Bloomberg Law
June 3, 2019, 1:37 PMUpdated: June 3, 2019, 10:20 PM

Blackbeard Ship Video Copyright Row Over Goes to High Court (1)

Kyle Jahner
Kyle Jahner
IP Reporter

The Supreme Court will hear a videographer’s appeal of a ruling involving Blackbeard’s pirate ship, one he said could allow states to infringe copyright with impunity.

Videographer Rick Allen sued North Carolina for posting his company’s underwater footage of the Queen Anne’s Revenge in violation of his contract with the state. But the U.S. Court of Appeals for the Fourth Circuit, joining other circuits, said Supreme Court precedent invalidates a 1990 federal law that said states can be sued for copyright infringement.

The case gives the high court a chance to weigh the 11th Amendment, which protects states’ sovereignty, against Congress’ constitutional authority. Article I grants Congress power to protect intellectual property and the 14th Amendment lets it legislate against due process violations by states.

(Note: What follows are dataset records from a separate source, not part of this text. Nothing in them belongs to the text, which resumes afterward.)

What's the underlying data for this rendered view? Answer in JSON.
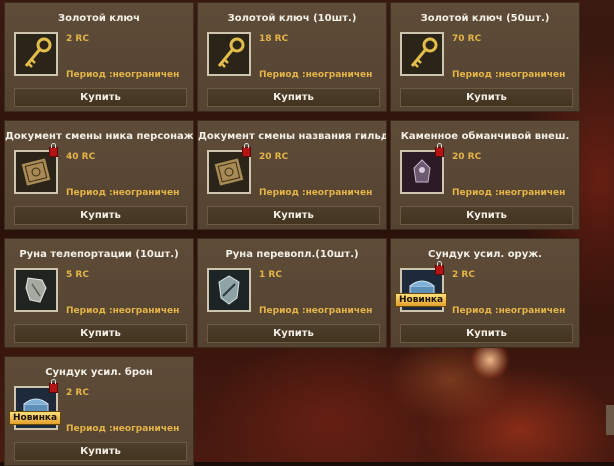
{
  "shop": {
    "buy_label": "Купить",
    "new_badge_label": "Новинка",
    "items": [
      {
        "title": "Золотой ключ",
        "price": "2 RC",
        "period": "Период :неограничен",
        "icon": "golden-key-icon",
        "locked": false,
        "is_new": false
      },
      {
        "title": "Золотой ключ  (10шт.)",
        "price": "18 RC",
        "period": "Период :неограничен",
        "icon": "golden-key-icon",
        "locked": false,
        "is_new": false
      },
      {
        "title": "Золотой ключ  (50шт.)",
        "price": "70 RC",
        "period": "Период :неограничен",
        "icon": "golden-key-icon",
        "locked": false,
        "is_new": false
      },
      {
        "title": "Документ смены ника персонажа",
        "price": "40 RC",
        "period": "Период :неограничен",
        "icon": "document-icon",
        "locked": true,
        "is_new": false
      },
      {
        "title": "Документ смены названия гильд",
        "price": "20 RC",
        "period": "Период :неограничен",
        "icon": "document-icon",
        "locked": true,
        "is_new": false
      },
      {
        "title": "Каменное обманчивой внеш.",
        "price": "20 RC",
        "period": "Период :неограничен",
        "icon": "stone-icon",
        "locked": true,
        "is_new": false
      },
      {
        "title": "Руна телепортации (10шт.)",
        "price": "5 RC",
        "period": "Период :неограничен",
        "icon": "rune-icon",
        "locked": false,
        "is_new": false
      },
      {
        "title": "Руна перевопл.(10шт.)",
        "price": "1 RC",
        "period": "Период :неограничен",
        "icon": "rune-icon",
        "locked": false,
        "is_new": false
      },
      {
        "title": "Сундук усил. оруж.",
        "price": "2 RC",
        "period": "Период :неограничен",
        "icon": "chest-icon",
        "locked": true,
        "is_new": true
      },
      {
        "title": "Сундук усил. брон",
        "price": "2 RC",
        "period": "Период :неограничен",
        "icon": "chest-icon",
        "locked": true,
        "is_new": true
      }
    ]
  },
  "colors": {
    "price_text": "#e4b449",
    "card_bg": "#5e4c39",
    "new_badge": "#f2c14e",
    "lock": "#b51414"
  }
}
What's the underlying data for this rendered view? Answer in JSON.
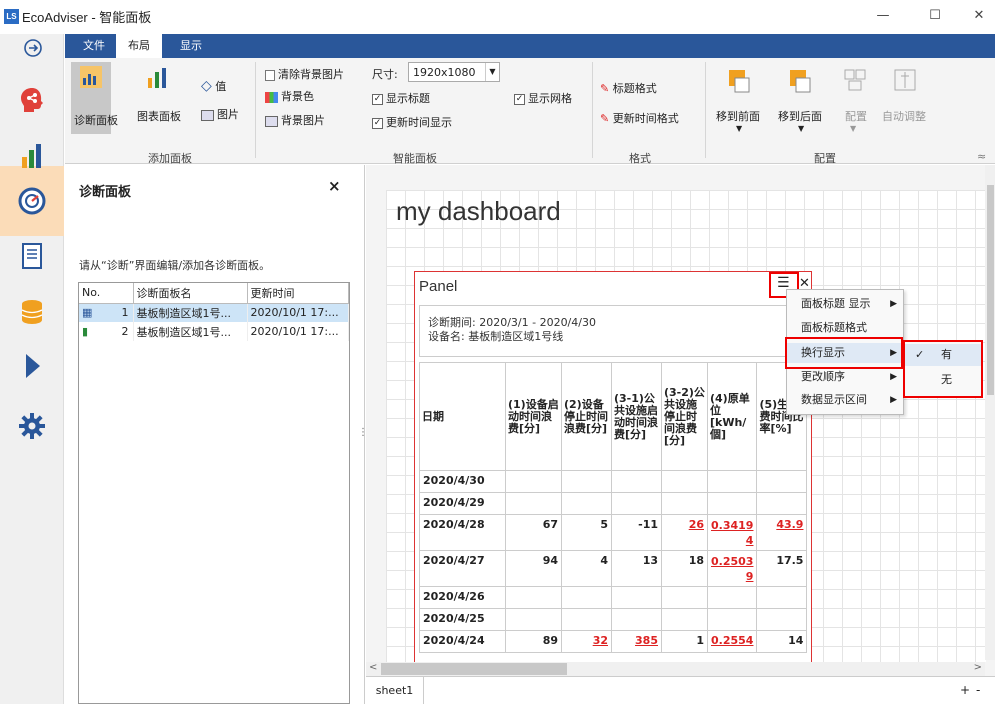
{
  "window": {
    "logo_text": "LS",
    "title": "EcoAdviser - 智能面板",
    "minimize": "—",
    "maximize": "☐",
    "close": "✕"
  },
  "ribbon_tabs": [
    {
      "label": "文件",
      "active": false
    },
    {
      "label": "布局",
      "active": true
    },
    {
      "label": "显示",
      "active": false
    }
  ],
  "ribbon": {
    "add_panel": {
      "diagnostic_panel": "诊断面板",
      "chart_panel": "图表面板",
      "value": "值",
      "image": "图片",
      "group_label": "添加面板"
    },
    "smart_panel": {
      "clear_bg_image": "清除背景图片",
      "bg_color": "背景色",
      "bg_image": "背景图片",
      "size_label": "尺寸:",
      "size_value": "1920x1080",
      "show_title": "显示标题",
      "show_update_time": "更新时间显示",
      "show_grid": "显示网格",
      "group_label": "智能面板"
    },
    "format": {
      "title_format": "标题格式",
      "update_time_format": "更新时间格式",
      "group_label": "格式"
    },
    "arrange": {
      "bring_front": "移到前面",
      "send_back": "移到后面",
      "layout": "配置",
      "auto_adjust": "自动调整",
      "group_label": "配置"
    }
  },
  "left_panel": {
    "title": "诊断面板",
    "close": "×",
    "description": "请从“诊断”界面编辑/添加各诊断面板。",
    "columns": [
      "No.",
      "诊断面板名",
      "更新时间"
    ],
    "rows": [
      {
        "no": "1",
        "name": "基板制造区域1号...",
        "time": "2020/10/1 17:..."
      },
      {
        "no": "2",
        "name": "基板制造区域1号...",
        "time": "2020/10/1 17:..."
      }
    ]
  },
  "dashboard": {
    "title": "my dashboard",
    "sheet_tab": "sheet1",
    "panel": {
      "title": "Panel",
      "period": "诊断期间: 2020/3/1 - 2020/4/30",
      "device": "设备名: 基板制造区域1号线",
      "headers": [
        "日期",
        "(1)设备启动时间浪费[分]",
        "(2)设备停止时间浪费[分]",
        "(3-1)公共设施启动时间浪费[分]",
        "(3-2)公共设施停止时间浪费[分]",
        "(4)原单位[kWh/個]",
        "(5)生浪费时间比率[%]"
      ],
      "rows": [
        {
          "date": "2020/4/30",
          "v": [
            "",
            "",
            "",
            "",
            "",
            ""
          ],
          "red": []
        },
        {
          "date": "2020/4/29",
          "v": [
            "",
            "",
            "",
            "",
            "",
            ""
          ],
          "red": []
        },
        {
          "date": "2020/4/28",
          "v": [
            "67",
            "5",
            "-11",
            "26",
            "0.34194",
            "43.9"
          ],
          "red": [
            3,
            4,
            5
          ]
        },
        {
          "date": "2020/4/27",
          "v": [
            "94",
            "4",
            "13",
            "18",
            "0.25039",
            "17.5"
          ],
          "red": [
            4
          ]
        },
        {
          "date": "2020/4/26",
          "v": [
            "",
            "",
            "",
            "",
            "",
            ""
          ],
          "red": []
        },
        {
          "date": "2020/4/25",
          "v": [
            "",
            "",
            "",
            "",
            "",
            ""
          ],
          "red": []
        },
        {
          "date": "2020/4/24",
          "v": [
            "89",
            "32",
            "385",
            "1",
            "0.2554",
            "14"
          ],
          "red": [
            1,
            2,
            4
          ]
        }
      ]
    }
  },
  "context_menu": {
    "items": [
      {
        "label": "面板标题 显示",
        "arrow": true
      },
      {
        "label": "面板标题格式",
        "arrow": false
      },
      {
        "label": "换行显示",
        "arrow": true
      },
      {
        "label": "更改顺序",
        "arrow": true
      },
      {
        "label": "数据显示区间",
        "arrow": true
      }
    ],
    "submenu": [
      {
        "label": "有",
        "checked": true
      },
      {
        "label": "无",
        "checked": false
      }
    ]
  },
  "colors": {
    "ribbon_tab_bar": "#2a579a",
    "highlight_red": "#e00000",
    "rail_selected": "#fbdcb8"
  }
}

More broadly, the case could become a battle over whether Congress’ enumerated Article I powers inherently override state sovereign immunity. Allen argued in his Supreme Court petition that states waived sovereign immunity over intellectual property rights when they ratified the Constitution, which says Congress can grant patents and copyrights.

The case involves the contours of constitutional protection of intellectual property rights, according to George Mason University intellectual property law professor Adam Mossoff.

Salvaging a Case

Salvage company Intersal Inc. discovered the ship in 1996 off the North Carolina coast and hired Allen’s company, Nautilus Productions LLC, to document the wreck and salvage effort. Allen spent more than a decade accumulating footage and images. In 2013 he objected to North Carolina posting some of his work online in.

The state and Allen entered into an agreement dividing his work into commercial and non-commercial work, but Allen said the state continued to infringe by posting work designated as commercial. North Carolina also passed a law in 2015 that made shipwreck footage in the state’s custody public record.

Allen sued in 2015, and a court rejected the state’s motion to dismiss, saying states could be sued for copyright infringement under the Copyright Remedy Clarification Act of 1990. The Fourth Circuit reversed, finding the CRCA unconstitutional under the 11th Amendment. It cited the Supreme Court’s 1996 ruling in Seminole Tribe v. Florida, which said Congress couldn’t rely on Article I powers to abrogate state sovereignty.

The Fourth Circuit also cited the high court’s 1999 ruling in Florida Prepaid Postsecondary Education Expense Board v. College Savings Bank. In that decision, the justices applied Seminole Tribe to invalidate the patent version of the CRCA. Florida Prepaid also had restated precedent that using the 14th Amendment to abrogate state immunity requires a pervasive problem and narrowly tailored solution. The Fourth Circuit found that Congress demonstrated neither.

Allen argued in his petition that the Supreme Court “recognized it had gone too far” in 2006 in Central Virginia Community College v. Katz, which said Congress could rely on Article I to abrogate states’ immunity in some bankruptcy cases. He reiterated his argument that the 14th Amendment separately gave Congress authority to pass the CRCA, and that the patent law struck down in Florida Prepaid rested on a slimmer record of state infringement than the CRCA.

North Carolina reiterated the Fourth Circuit’s finding that “Katz was not intended to overrule Seminole Tribe” and came in a “distinguishable context that was unique to the bankruptcy clause” of Article I. Allen said North Carolina “offers no explanation” why the bankruptcy clause is “unique.” He said no court has evaluated the intellectual property clause the way Katz analyzed the history of it.

What’s Next

Ralph Oman, the Register of Copyrights when the CRCA was written, said in a high court brief that he cited substantial evidence of states’ copyright violations while reporting to Congress about the proposed law’s constitutionality.

A trio of scholars argued in their own brief that the history of the Constitution’s drafting supported the argument that states waived immunity in the intellectual property clause.

Paul Justin Heald, a copyright professor at the University of Illinois, said he was surprised cert was granted on what he thought “was a pretty settled issue.” The U.S. government expressly stopped defending the CRCA’s constitutionality in 1999, shortly after Florida Prepaid. Heald said trying to separate the patent and copyright laws would have to be “pretty technical, and kind of picky.”

The justices could go a number of directions with the case, according to Michael L. Wells, a University of Georgia law professor who has written about property and due process. Wells said they may want to take up the question of whether intellectual property should be treated like any other property Congress has the power to protect under the 14th Amendment, and what the criteria would be for doing so.

Wells noted that Justices Clarence Thomas and John G. Roberts Jr. dissented in Katz, suggesting they remain behind Seminole Tribe‘s strong stance on the 11th Amendment. He said conservative Justices Neil M. Gorsuch and Brett M. Kavanaugh could be wild cards.